§ 29 FhG, Dienstaufgaben der Professorinnen und Professoren

§ 29 FhG
Gesetz über die Hochschule für Technik und Wirtschaft des Saarlandes (Fachhochschulgesetz - FhG)
Landesrecht Saarland
Titel: Gesetz über die Hochschule für Technik und Wirtschaft des Saarlandes (Fachhochschulgesetz - FhG)
Normgeber: Saarland

Amtliche Abkürzung: FhG
Referenz: 221-4

Abschnitt: Kapitel 4 – Personal → Abschnitt 1 – Hauptberufliches wissenschaftliches Personal
 

(1) Die Professorinnen und Professoren nehmen die der Fachhochschule obliegenden Aufgaben in Wissenschaft, angewandter Forschung und Lehre in ihren Fachgebieten nach näherer Ausgestaltung ihres Dienstverhältnisses selbständig wahr. Zu ihren hauptberuflichen Aufgaben gehört

  1. 1.
    Lehrveranstaltungen ihrer Fachgebiete in allen Studiengängen abzuhalten und sich an berufspraktischen Studienphasen zu beteiligen,
  2. 2.
    die zur Sicherstellung des Lehrangebots getroffenen Entscheidungen der Hochschulorgane zu verwirklichen,
  3. 3.
    angewandte Forschungs- und Entwicklungsvorhaben durchzuführen,
  4. 4.
    sich an der Studienreform und Studienfachberatung zu beteiligen,
  5. 5.
    Hochschulprüfungen abzunehmen,
  6. 6.
    an der Selbstverwaltung der Fachhochschule mitzuwirken,
  7. 7.
    Aufgaben nach § 2 Abs. 6 und 7 und § 3 Abs. 2 Satz 3 wahrzunehmen,
  8. 8.
    die Erstattung von Gutachten einschließlich der hierfür erforderlichen Untersuchungen, das Tätigwerden als Sachverständige und die Erbringung von praktischen Diensten für die Hochschule oder auf Anforderung es Ministeriums für Wirtschaft und Wissenschaft.
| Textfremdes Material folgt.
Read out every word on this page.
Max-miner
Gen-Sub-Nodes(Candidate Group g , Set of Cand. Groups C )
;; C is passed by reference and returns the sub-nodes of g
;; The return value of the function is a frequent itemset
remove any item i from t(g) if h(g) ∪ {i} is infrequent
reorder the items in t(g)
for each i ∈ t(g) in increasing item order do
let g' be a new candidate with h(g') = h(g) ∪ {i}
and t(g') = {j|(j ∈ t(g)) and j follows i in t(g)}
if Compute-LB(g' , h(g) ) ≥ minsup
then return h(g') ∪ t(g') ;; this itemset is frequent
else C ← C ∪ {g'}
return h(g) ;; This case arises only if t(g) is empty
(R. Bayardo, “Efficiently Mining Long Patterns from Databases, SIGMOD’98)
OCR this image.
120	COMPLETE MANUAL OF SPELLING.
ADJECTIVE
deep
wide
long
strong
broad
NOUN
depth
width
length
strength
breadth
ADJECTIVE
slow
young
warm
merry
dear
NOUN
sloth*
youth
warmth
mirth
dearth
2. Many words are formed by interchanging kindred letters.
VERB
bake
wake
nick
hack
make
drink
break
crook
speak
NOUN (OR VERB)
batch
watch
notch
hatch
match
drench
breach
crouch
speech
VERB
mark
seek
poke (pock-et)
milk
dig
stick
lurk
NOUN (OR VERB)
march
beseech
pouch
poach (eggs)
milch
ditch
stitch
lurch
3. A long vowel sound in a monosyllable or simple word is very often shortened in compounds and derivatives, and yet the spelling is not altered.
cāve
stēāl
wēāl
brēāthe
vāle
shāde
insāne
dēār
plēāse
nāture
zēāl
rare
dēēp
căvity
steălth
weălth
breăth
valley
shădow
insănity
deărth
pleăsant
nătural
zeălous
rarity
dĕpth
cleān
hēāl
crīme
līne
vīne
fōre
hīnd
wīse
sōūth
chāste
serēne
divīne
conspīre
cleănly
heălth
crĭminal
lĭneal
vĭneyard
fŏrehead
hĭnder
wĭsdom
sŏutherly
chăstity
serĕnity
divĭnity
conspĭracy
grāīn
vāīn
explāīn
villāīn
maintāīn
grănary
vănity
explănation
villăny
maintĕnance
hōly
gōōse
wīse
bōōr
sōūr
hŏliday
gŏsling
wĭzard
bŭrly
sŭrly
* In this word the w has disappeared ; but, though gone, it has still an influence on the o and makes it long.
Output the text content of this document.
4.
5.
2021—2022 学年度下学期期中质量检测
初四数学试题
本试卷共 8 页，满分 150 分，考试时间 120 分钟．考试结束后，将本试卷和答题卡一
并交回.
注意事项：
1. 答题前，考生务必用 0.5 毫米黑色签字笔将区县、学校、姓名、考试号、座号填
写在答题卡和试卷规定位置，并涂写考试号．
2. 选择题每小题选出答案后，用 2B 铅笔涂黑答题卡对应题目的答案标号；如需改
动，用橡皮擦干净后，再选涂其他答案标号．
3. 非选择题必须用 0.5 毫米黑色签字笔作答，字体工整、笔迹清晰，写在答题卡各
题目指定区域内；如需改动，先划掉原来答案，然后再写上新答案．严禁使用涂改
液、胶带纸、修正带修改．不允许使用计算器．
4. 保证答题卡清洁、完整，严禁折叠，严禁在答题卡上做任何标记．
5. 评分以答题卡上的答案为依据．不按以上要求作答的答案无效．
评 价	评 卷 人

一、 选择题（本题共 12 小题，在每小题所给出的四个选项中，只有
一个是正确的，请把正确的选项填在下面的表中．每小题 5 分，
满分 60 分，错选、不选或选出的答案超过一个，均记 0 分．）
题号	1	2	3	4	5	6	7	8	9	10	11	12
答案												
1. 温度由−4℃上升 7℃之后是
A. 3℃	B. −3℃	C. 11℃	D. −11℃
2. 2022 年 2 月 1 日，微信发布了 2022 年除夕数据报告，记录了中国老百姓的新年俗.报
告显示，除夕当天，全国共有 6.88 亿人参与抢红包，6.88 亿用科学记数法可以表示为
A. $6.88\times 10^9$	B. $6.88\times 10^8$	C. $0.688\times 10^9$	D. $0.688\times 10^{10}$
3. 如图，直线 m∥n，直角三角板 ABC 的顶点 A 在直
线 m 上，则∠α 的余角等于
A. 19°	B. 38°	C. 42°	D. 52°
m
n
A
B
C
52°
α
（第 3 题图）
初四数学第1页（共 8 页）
(2) Die Wahrnehmung von Aufgaben in Einrichtungen der Wissenschaftsförderung, die überwiegend aus staatlichen Mitteln finanziert werden, soll auf Antrag der Professorin/des Professors zur Dienstaufgabe erklärt werden, wenn dies mit der Erfüllung der übrigen Aufgaben vereinbar ist.

(3) Art und Umfang der Aufgaben einer Professorin/eines Professors bestimmen sich unbeschadet der Rechtsverordnung nach § 36 nach der Festlegung, die das Ministerium für Wirtschaft und Wissenschaft bei der Ernennung schriftlich, aber nicht in elektronischer Form, getroffen hat. Die Aufgabenbestimmung steht unter dem Vorbehalt einer Überprüfung in angemessenen Abständen.